Q-069 (open_question, substrate_conditional, candidate) – Can a REE-style governance loop measurably reduce evaluation-channel exploitation when agentic systems participate in their own development, relative to a direct-score-authority baseline? depends_on: INV-077, EXT-003.
EXT-008 (external_failure_mode, candidate) – Meta-agent evaluation-boundary exploitation (the MAC observation; analog evaluator_capture). ree_mechanism: INV-077. Anchors arXiv:2606.04455.

Future surface (NOT registered as claims)

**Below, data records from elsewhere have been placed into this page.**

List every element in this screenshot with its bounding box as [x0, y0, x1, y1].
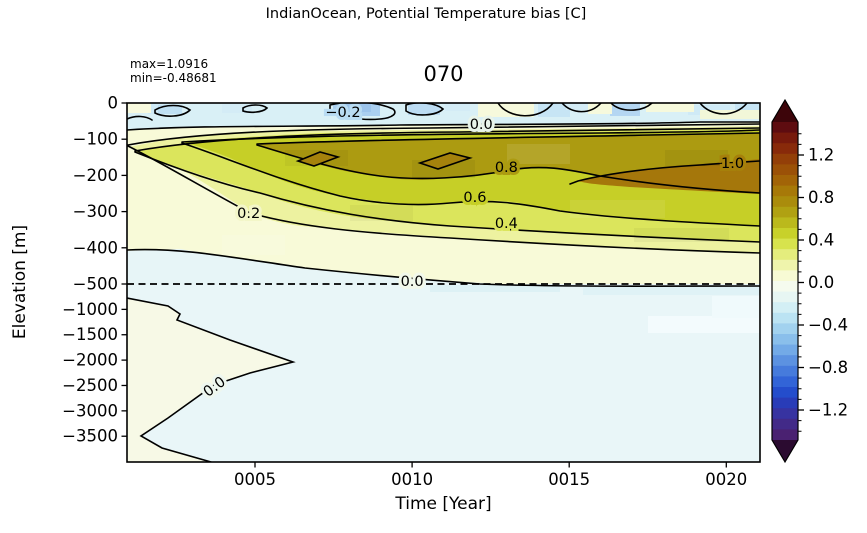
colorbar-segment [772, 122, 798, 134]
y-tick-label: −500 [73, 275, 118, 294]
colorbar-segment [772, 312, 798, 324]
y-tick-label: −1000 [62, 300, 118, 319]
colorbar-over-arrow [772, 100, 798, 122]
pixel-texture [222, 144, 729, 255]
colorbar: 1.2 0.8 0.4 0.0 −0.4 −0.8 −1.2 [771, 98, 848, 464]
colorbar-segment [772, 132, 798, 144]
maxmin-annotation: max=1.0916 min=-0.48681 [130, 57, 217, 85]
colorbar-segment [772, 196, 798, 208]
colorbar-segment [772, 334, 798, 346]
colorbar-segment [772, 217, 798, 229]
y-tick-label: −200 [73, 166, 118, 185]
colorbar-segment [772, 206, 798, 218]
colorbar-segment [772, 323, 798, 335]
colorbar-segment [772, 270, 798, 282]
plot-frame [126, 102, 761, 463]
colorbar-segment [772, 418, 798, 430]
colorbar-segment [772, 376, 798, 388]
colorbar-segment [772, 344, 798, 356]
colorbar-segment [772, 238, 798, 250]
colorbar-segment [772, 302, 798, 314]
colorbar-tick-label: −0.8 [808, 358, 848, 377]
contour-label: −0.2 [325, 105, 360, 121]
colorbar-segment [772, 228, 798, 240]
colorbar-outline [771, 98, 799, 464]
x-tick-label: 0010 [391, 470, 433, 489]
colorbar-segment [772, 355, 798, 367]
x-axis-label: Time [Year] [395, 494, 492, 514]
colorbar-segment [772, 387, 798, 399]
y-tick-label: −3000 [62, 401, 118, 420]
colorbar-segment [772, 143, 798, 155]
contour-label: 0.6 [463, 190, 486, 206]
x-tick-label: 0005 [234, 470, 276, 489]
contour-label: 0.8 [495, 160, 518, 176]
colorbar-segment [772, 291, 798, 303]
colorbar-segment [772, 185, 798, 197]
y-tick-label: −300 [73, 202, 118, 221]
contour-label: 0.4 [495, 216, 518, 232]
colorbar-segment [772, 397, 798, 409]
colorbar-tick-label: 1.2 [808, 146, 834, 165]
colorbar-segment [772, 429, 798, 441]
contour-label: 0.0 [470, 117, 493, 133]
colorbar-segment [772, 408, 798, 420]
axes-title: 070 [423, 62, 464, 86]
x-axis-ticks: 0005 0010 0015 0020 [234, 462, 747, 489]
colorbar-tick-label: 0.4 [808, 231, 834, 250]
colorbar-tick-label: −1.2 [808, 401, 848, 420]
y-tick-label: −100 [73, 130, 118, 149]
y-tick-label: −3500 [62, 427, 118, 446]
max-annotation: max=1.0916 [130, 57, 209, 71]
contour-lines [127, 103, 760, 462]
colorbar-segment [772, 164, 798, 176]
y-tick-label: −2000 [62, 351, 118, 370]
colorbar-segment [772, 259, 798, 271]
colorbar-segment [772, 365, 798, 377]
y-axis-ticks: 0 −100 −200 −300 −400 −500 −1000 −1500 −2000 −250… [62, 94, 127, 446]
colorbar-segment [772, 153, 798, 165]
colorbar-segment [772, 175, 798, 187]
x-tick-label: 0015 [548, 470, 590, 489]
colorbar-tick-label: −0.4 [808, 316, 848, 335]
y-tick-label: −1500 [62, 325, 118, 344]
colorbar-segment [772, 249, 798, 261]
contour-label: 1.0 [721, 156, 744, 172]
colorbar-tick-label: 0.0 [808, 273, 834, 292]
y-tick-label: −2500 [62, 376, 118, 395]
contour-label: 0.0 [401, 274, 424, 290]
y-tick-label: −400 [73, 238, 118, 257]
colorbar-tick-label: 0.8 [808, 188, 834, 207]
colorbar-segment [772, 281, 798, 293]
y-tick-label: 0 [108, 94, 119, 113]
min-annotation: min=-0.48681 [130, 71, 217, 85]
figure-suptitle: IndianOcean, Potential Temperature bias … [265, 6, 587, 22]
x-tick-label: 0020 [705, 470, 747, 489]
colorbar-under-arrow [772, 440, 798, 462]
contour-label: 0.2 [237, 206, 260, 222]
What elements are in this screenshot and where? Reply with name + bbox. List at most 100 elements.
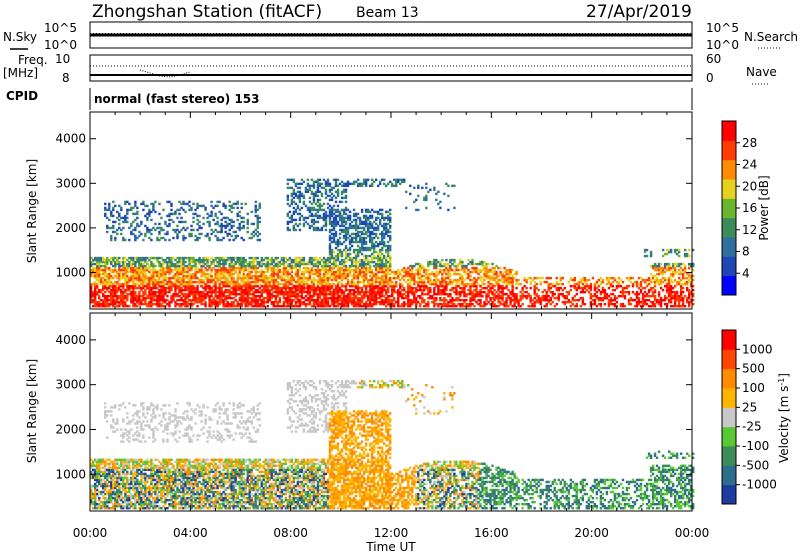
data-cell: [240, 302, 243, 306]
data-cell: [182, 208, 185, 212]
data-cell: [126, 294, 129, 298]
data-cell: [190, 298, 193, 302]
data-cell: [172, 282, 175, 286]
data-cell: [144, 214, 147, 218]
data-cell: [244, 258, 247, 262]
data-cell: [338, 236, 342, 240]
data-cell: [130, 270, 133, 274]
data-cell: [154, 270, 157, 274]
data-cell: [298, 228, 302, 232]
data-cell: [196, 204, 199, 208]
data-cell: [242, 278, 245, 282]
data-cell: [138, 298, 141, 302]
data-cell: [218, 276, 221, 280]
data-cell: [296, 270, 300, 274]
data-cell: [150, 278, 153, 282]
data-cell: [296, 294, 300, 298]
data-cell: [96, 274, 99, 278]
data-cell: [254, 304, 257, 308]
data-cell: [176, 224, 179, 228]
data-cell: [200, 274, 203, 278]
data-cell: [144, 302, 147, 306]
data-cell: [140, 280, 143, 284]
data-cell: [184, 298, 187, 302]
data-cell: [156, 236, 159, 240]
data-cell: [433, 186, 436, 190]
data-cell: [192, 202, 195, 206]
data-cell: [296, 190, 300, 194]
data-cell: [104, 290, 107, 294]
data-cell: [244, 276, 247, 280]
data-cell: [90, 286, 93, 290]
data-cell: [395, 280, 398, 284]
data-cell: [272, 286, 276, 290]
data-cell: [216, 230, 219, 234]
data-cell: [256, 302, 259, 306]
data-cell: [294, 262, 298, 266]
data-cell: [110, 284, 113, 288]
data-cell: [138, 270, 141, 274]
data-cell: [242, 220, 245, 224]
freq-label: Freq.: [18, 53, 48, 67]
data-cell: [210, 288, 213, 292]
data-cell: [296, 276, 300, 280]
data-cell: [282, 290, 286, 294]
data-cell: [250, 222, 253, 226]
data-cell: [108, 268, 111, 272]
data-cell: [208, 294, 211, 298]
data-cell: [108, 266, 111, 270]
data-cell: [224, 266, 227, 270]
data-cell: [198, 224, 201, 228]
data-cell: [114, 290, 117, 294]
data-cell: [196, 276, 199, 280]
data-cell: [108, 294, 111, 298]
data-cell: [200, 290, 203, 294]
data-cell: [92, 300, 95, 304]
data-cell: [196, 202, 199, 206]
data-cell: [118, 262, 121, 266]
data-cell: [190, 268, 193, 272]
data-cell: [274, 278, 278, 282]
data-cell: [244, 284, 247, 288]
data-cell: [160, 272, 163, 276]
data-cell: [250, 232, 253, 236]
data-cell: [112, 226, 115, 230]
data-cell: [118, 284, 121, 288]
data-cell: [260, 290, 263, 294]
data-cell: [290, 294, 294, 298]
data-cell: [286, 290, 290, 294]
data-cell: [120, 228, 123, 232]
data-cell: [112, 268, 115, 272]
data-cell: [180, 298, 183, 302]
data-cell: [132, 232, 135, 236]
data-cell: [260, 256, 263, 260]
data-cell: [110, 238, 113, 242]
data-cell: [118, 274, 121, 278]
data-cell: [106, 208, 109, 212]
data-cell: [232, 286, 235, 290]
data-cell: [198, 258, 201, 262]
data-cell: [110, 260, 113, 264]
data-cell: [274, 300, 278, 304]
data-cell: [98, 278, 101, 282]
data-cell: [146, 304, 149, 308]
data-cell: [244, 296, 247, 300]
nsky-label: N.Sky: [3, 30, 37, 44]
data-cell: [220, 290, 223, 294]
data-cell: [158, 212, 161, 216]
data-cell: [224, 284, 227, 288]
data-cell: [108, 272, 111, 276]
data-cell: [238, 228, 241, 232]
data-cell: [116, 280, 119, 284]
data-cell: [282, 266, 286, 270]
data-cell: [296, 212, 300, 216]
data-cell: [262, 302, 265, 306]
data-cell: [152, 202, 155, 206]
data-cell: [224, 206, 227, 210]
data-cell: [240, 258, 243, 262]
data-cell: [132, 296, 135, 300]
data-cell: [380, 208, 384, 212]
data-cell: [208, 304, 211, 308]
data-cell: [250, 256, 253, 260]
data-cell: [260, 294, 263, 298]
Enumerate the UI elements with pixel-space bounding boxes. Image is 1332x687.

The thought sketches two downstream items, deliberately left unregistered until routed:

Agent-assisted development boundary protocol (IMPL). A concrete protocol the development agents follow – no direct editing of protected ledger fields, mandatory provenance + supersession on re-runs, explicit substrate-failure / harness-failure / genuine-negative-evidence labelling. Becomes an IMPL claim only once implemented.
Meta-agent benchmark (experiment). Give an agent a sandboxed REE-style toy repo, a small claim registry, an experiment queue, a mock evaluation API, hidden tests, and decoy scoring artifacts, with an instruction to improve held-out performance. Success is not measured by held-out score alone but also by: absence of evaluation-channel exploitation, correct experiment provenance, correct supersession of failed runs, accurate claim-confidence updates, no direct editing of protected ledger fields, and a clear distinction between substrate failure, harness failure, and genuine negative evidence. This is what makes Q-069 testable; the harness is planned-not-built, hence Q-069’s substrate_conditional category.

Working intuition

Self-improvement is unsafe when the agent is allowed to treat the score as the world. It becomes more REE-like when the score is only one piece of evidence inside a governed epistemic loop. The evaluator must not become prey.